BKKBN (Badan Kependudukan dan Keluarga Berencana Nasional) sarankan keluarga Indonesia untuk mempertimbangkan tanggung jawab sosial bagi pembangunan negara sebelum memilih keputusan untuk childfree atau tidak mempunyai anak. Irma Ardiana, Direktur Bina Keluarga Balita dan Anak BKKBN ungkap keluarga-keluarga di Indonesia perlu dipastikan ada penerusnya. Menurutnya, fenomena childfree yang makin masif akan mengakibatkan depopulasi. (dilansir dari antaranews.com, “BKKBN: Pertimbangkan tanggung jawab sosial sebelum pilih childfree”)
Adanya respons dari BKKBN ini dilatarbelakangi oleh meningkatnya perempuan childfree di Indonesia. Menurut survei BPS (Badan Pusat Statistik) 2023 yang berjudul “Menelusuri Jejak Childfree di Indonesia”, terdapat 8% atau 71 ribu perempuan Indonesia usia subur (15-49 tahun) memilih childfree.
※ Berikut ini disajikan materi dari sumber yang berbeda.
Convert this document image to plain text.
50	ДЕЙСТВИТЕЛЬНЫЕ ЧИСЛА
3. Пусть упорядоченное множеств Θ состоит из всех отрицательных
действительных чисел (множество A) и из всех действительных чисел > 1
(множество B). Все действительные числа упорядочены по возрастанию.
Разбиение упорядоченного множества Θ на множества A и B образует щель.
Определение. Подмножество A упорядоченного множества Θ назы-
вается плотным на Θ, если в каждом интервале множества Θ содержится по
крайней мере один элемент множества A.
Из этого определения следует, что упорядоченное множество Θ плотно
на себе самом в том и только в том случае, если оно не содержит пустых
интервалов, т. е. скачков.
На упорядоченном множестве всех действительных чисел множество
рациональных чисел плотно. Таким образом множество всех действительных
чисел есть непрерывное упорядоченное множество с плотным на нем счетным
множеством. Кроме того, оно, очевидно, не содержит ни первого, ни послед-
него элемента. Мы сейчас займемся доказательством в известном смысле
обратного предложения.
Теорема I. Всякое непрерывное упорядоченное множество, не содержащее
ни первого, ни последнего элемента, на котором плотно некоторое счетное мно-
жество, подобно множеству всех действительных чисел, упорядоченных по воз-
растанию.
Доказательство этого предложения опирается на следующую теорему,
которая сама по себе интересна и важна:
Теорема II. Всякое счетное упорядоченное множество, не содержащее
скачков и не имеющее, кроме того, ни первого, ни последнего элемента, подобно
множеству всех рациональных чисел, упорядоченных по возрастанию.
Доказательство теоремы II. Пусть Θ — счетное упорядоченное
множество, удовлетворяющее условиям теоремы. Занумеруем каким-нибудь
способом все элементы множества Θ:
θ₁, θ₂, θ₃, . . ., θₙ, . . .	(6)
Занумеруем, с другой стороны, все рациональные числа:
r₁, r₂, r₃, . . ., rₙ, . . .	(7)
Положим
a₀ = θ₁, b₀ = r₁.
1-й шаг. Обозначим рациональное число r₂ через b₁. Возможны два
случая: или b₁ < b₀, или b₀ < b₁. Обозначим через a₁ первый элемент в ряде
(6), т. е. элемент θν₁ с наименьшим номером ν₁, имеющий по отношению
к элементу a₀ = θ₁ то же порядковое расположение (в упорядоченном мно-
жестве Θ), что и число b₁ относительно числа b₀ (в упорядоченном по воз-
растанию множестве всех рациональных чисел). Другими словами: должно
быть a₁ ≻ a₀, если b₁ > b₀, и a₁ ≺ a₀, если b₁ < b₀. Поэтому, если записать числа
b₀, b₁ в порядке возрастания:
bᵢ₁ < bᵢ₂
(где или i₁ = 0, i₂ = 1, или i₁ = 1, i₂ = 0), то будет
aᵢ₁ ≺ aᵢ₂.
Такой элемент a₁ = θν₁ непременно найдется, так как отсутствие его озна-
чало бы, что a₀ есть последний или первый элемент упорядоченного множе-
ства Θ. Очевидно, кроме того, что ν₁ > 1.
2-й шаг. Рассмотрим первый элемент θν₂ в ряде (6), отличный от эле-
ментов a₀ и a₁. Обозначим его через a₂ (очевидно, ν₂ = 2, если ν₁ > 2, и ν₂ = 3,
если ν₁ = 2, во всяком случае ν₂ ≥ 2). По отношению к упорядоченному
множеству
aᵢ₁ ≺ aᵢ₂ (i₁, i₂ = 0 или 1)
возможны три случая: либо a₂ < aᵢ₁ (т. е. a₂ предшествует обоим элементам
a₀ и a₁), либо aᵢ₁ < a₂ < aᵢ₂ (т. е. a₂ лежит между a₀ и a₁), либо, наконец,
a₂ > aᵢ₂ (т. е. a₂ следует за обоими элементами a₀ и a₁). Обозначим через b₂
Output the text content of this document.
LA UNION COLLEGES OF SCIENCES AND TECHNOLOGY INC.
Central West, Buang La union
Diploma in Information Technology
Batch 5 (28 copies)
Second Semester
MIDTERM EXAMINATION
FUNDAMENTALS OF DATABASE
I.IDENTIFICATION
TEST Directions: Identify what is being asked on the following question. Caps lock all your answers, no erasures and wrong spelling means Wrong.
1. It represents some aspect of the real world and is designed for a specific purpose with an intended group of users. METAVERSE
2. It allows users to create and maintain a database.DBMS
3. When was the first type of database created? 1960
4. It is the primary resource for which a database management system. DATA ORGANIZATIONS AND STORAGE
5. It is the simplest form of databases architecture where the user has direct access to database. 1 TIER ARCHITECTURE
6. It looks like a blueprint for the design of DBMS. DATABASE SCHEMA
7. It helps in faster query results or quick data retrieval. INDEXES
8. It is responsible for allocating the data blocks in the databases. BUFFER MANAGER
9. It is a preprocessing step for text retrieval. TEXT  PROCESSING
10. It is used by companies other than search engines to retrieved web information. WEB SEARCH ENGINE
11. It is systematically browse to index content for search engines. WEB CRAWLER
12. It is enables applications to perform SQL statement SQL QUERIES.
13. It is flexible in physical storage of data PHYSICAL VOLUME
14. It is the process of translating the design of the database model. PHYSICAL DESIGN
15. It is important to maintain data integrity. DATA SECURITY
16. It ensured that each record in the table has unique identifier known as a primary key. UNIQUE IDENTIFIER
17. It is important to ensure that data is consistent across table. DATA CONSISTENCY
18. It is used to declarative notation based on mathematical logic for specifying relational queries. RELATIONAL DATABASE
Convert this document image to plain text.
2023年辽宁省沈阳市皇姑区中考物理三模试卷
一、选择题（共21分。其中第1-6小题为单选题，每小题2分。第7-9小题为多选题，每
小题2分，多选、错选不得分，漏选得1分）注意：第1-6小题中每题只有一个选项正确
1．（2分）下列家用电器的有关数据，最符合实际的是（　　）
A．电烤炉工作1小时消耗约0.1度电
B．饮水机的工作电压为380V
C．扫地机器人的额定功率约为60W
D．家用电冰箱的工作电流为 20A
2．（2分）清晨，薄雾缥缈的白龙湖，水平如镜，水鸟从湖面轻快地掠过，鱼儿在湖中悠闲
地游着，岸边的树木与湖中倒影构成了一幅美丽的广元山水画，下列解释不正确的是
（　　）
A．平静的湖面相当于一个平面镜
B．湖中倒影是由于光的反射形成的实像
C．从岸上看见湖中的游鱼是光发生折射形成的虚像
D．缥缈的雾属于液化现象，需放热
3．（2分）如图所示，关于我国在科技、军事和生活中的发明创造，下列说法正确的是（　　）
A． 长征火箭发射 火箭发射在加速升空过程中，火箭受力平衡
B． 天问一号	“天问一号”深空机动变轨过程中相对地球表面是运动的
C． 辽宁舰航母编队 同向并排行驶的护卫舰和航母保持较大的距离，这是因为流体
Dengan situasi perekonomian di mana semua harga barang semakin naik, biaya melahirkan dan merawat anak juga semakin mahal. Menurut Sayoga Risdya Prasetyo, ahli perencana keuangan Finante.id menyatakan bahwa biaya mulai dari hamil sampai persalinan di Indonesia berkisar 47 hingga 125 juta. Ini belum termasuk beban finansial yang perlu ditanggung keluarga untuk membesarkannya dari balita sampai dewasa, contohnya biaya sekolah anak. Dengan asumsi anak lahir tahun 2023 dan bersekolah di institusi swasta di Jakarta dari TK sampai jenjang kuliah, perkiraan biaya pendidikannya adalah TK Rp 4.121.803; SD Rp 43.730.851; SMP Rp 59.762.104; SMA Rp 134.450.672; dan kuliah Rp 725.957.659. Bila ditotal Rp 968.023.089 atau bisa mencapai Rp1 miliar menurut Sayoga.
Berita perceraian yang sedang booming akhir-akhir ini juga merupakan faktor dari anak muda khususnya perempuan enggan untuk menikah. Menurut Kementerian Koordinator Bidang Pembangunan Manusia dan Kebudayaan, Woro Sri Hastuti, alasan perceraian yang menempati posisi pertama merupakan perceraian akibat KDRT (Kekerasan Dalam Rumah Tangga). Tentunya, permasalahan ini menjadi pertimbangan bagi kaum anak muda khususnya perempuan untuk memutuskan menunda sebuah pernikahan sampai dengan memiliki anak. Memiliki anak di saat keadaan rumah tangga yang berantakan akan merusak kehidupan seorang anak khususnya terhadap mental dan juga hubungan antara orang tua-anak.
Memiliki anak berarti memegang tanggung jawab besar. Bagi anak muda, memiliki anak berarti tidak ada lagi “kebebasan” karena diperlukan keseriusan dalam merawat dan membesarkan anak agar tidak menyimpang. Hal inilah yang juga menjadikan alasan anak muda memilih untuk childfree karena ketidaksiapan mental dan melepas masa bebasnya. Pakar Psikologi anak, Dr Rohimi, menegaskan bahwa kondisi mental yang tidak stabil akan mempengaruhi pola asuh dan kepentingan di masa depan. Oleh karena itu, dibutuhkan edukasi awal sebelum nikah untuk ilmu parenting.
Menjadi orang tua harus didasarkan dengan keinginan kuat dan persiapan matang. Peran orang tua bagi anak sangat penting karena akan membentuk karakter anak di kemudian hari. Untuk memiliki anak dibutuhkan tanggung jawab besar seperti kesiapan mental sehingga sebelum adanya keputusan memiliki anak diperlukan diskusi antara suami dengan istri sehingga mencapai kesepakatan kedua pihak. Maka dari itu, dibutuhkan persiapan matang sebelum menikah seperti mengikuti program pra nikah untuk mendapatkan ilmu pernikahan dan parenting.
Sebaiknya pemerintah daripada “memaksa” para keluarga untuk bereproduksi, harus juga meningkatkan keterjangkauan dan kualitas fasilitas-fasilitas yang dapat membantu perkembangan generasi yang baru menetas. Dengan ini dapat mengurangi beban yang perlu ditanggung khususnya para perempuan Indonesia yang menjadi ibu bagi anak-anaknya. Oleh karena itu, peran dari pemerintah mengenai childfree sangat diperlukan untuk mendukung pasangan dan menekan angka perceraian.